Saya seringkali
teriming-iming edaran acara pembacaan puisi seperti Malam Sastra, Malam Puisi,
ataupun malam-malam lainnya. Dalam imajinasi saya, malam demikian layaknya
malam purnama dan barangkali layak disebut malam Lailatul Kodar. Terlebih, saya
ingin menghadiri pembacaan puisi daerah, pastinya bakal sangat memukau meski
saya nantinya rawan gagal memahami isi puisi. Bagi saya, bukanlah masalah
rumit, seperti saya mendengar seseorang tadarus alqur’an di bulan Ramadhan yang
menyejukkan meski tak sampai pemahaman. Justru menjengkelkan ketika sampai
pemahaman, misal afala tafakkarun
(tidakkah kalian berfikir) atau afala ta’kilun
(tidakkah kalian berakal).
Suatu malam,
saya menghadiri salah satu Malam Sastra di Malang yang diadakan aktivis mahasiswa
di kampusnya. Tempatnya sederhana, di sekitar salah satu gedung fakultas. Kursi
berjajar rapi dengan manusia yang berdesakan. Dalam hati, saya simpulkan
acaranya meriah meski konsepnya sangat sederhana. Lalu saya merapikan diri;
duduk teratur, menyiapkan diri menghayati puisi-puisi yang dibacakan. Saya gagal.

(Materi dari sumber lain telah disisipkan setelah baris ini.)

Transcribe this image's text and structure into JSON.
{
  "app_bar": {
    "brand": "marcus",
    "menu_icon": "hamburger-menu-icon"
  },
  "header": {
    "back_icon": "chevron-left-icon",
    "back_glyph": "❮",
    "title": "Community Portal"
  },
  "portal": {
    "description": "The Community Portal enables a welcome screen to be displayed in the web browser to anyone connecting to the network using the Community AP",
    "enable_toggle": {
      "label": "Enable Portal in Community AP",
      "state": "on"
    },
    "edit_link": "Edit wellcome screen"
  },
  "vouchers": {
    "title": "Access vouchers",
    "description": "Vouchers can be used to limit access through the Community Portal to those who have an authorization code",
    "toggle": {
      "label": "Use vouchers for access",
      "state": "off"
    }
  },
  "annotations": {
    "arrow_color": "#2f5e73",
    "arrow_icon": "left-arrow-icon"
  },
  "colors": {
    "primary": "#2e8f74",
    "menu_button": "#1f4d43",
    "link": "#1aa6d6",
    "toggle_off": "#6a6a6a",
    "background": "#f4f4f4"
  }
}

Saya lebih ke pembacaan alam sekitar. Gerak tubuh, suara, ekspresi wajah, dan
kata.
Ternyata, tak
ada puisi malam itu. Puisi-puisi mati. Hanya berhasil dibacakan, bukan
dihadirkan apalagi dihidupkan. Manusia-manusia yang hadir tak mampu (baca: mau)
mendengarkan puisi sepenuh hati. Justru, mereka lebih tertarik membaca puisi. “Mbak,
apakah masih bisa daftar, teman saya mau membacakan juga? Kalau bisa ia segera
menuju lokasi” kata seorang pada panitia. Bagi saya, kalimat itu mengerikan
sekali. Pertanyaan yang sombong sekali, pertanyaan yang bersyarat “jika”. Artinya,
jika tak ada kesempatan membaca, ia (yang dibicarakan) tak sudi datang. Barangkali,
panitia keliru memberi nama, seharusnya Malam Eksistensi bukan Malam Sastra
(Puisi).
Saya yang
duduk dan hanya berjarak sekian meter dari panggung (tempat pembacaan meski tak
berpanggung) tak bisa mendengar puisi karena suara-suara manusia di sekitar
saya. Ada yang bertukar sapa dan ada yang bertukar cerita. Barangkali mereka
menyamaartikan Malam Puisi dengan Malam Reuni. Tempat bertemu, bertukar kata
dan tawa.
Sejujurnya,
ada segelintir puisi yang bisa hidup karena dibaca (baca: hadir) sepenuh hati. Tapi
saya memilih pulang sebelum terlalu sakit hati. Saya memilih berdamai dengan
secangkir kopi. Mengobrolkan puisi-puisi. Meruwat ingatan-ingatan. Sampailah saya
teringat kawan saya yang sedang memperjuangkan literasi di Jeneponto, Fajar Dg.
Rasang selaku ketua Teater di Makassar, yang sering diundang dalam sinau
pembacaan puisi. “Sebenarnya tak ada rumus atau aturan dalam membacakan puisi,
kita cukup mencumbui puisi lalu membacakannya” katanya beberapa tahun yang lalu
pada saya.
Memang ketika
saya mengamati setiap membacakan puisi, ia lebur. Ia merasuk pada puisi. Tak ada
lagi seorang Fajar, yang ada hanyalah puisi. Barangkali itu yang disebut
memuisikan puisi bukan membaca puisi.
Seringkali kita
takut dalam membacakan puisi karena tak yakin bisa mengeraskan suara (semacam
teriak) dengan penuh ekspresi. Padahal, kita tahu bahwa penyair-penyair seperti
Gus Mus, Sapardi Djoko Damono, Djoko Pinurbo tak pernah berteriak dalam
membacakan puisi. Dan puisi-puisinya berhasil memasuki tubuh-tubuh manusia yang
mendengarnya. Bukan sebab mereka penyair besar, tetapi karena keikhlasan dan
kekhusyukan pendengar dalam menerima setiap puisi.
Kalau Sapardi
mengatakan “Orang marah tidak usah menulis puisi, tapi demo sajalah”, maka
bolehlah saya mengatakan “Aktivis tidak usah membaca puisi, orasi sajalah”.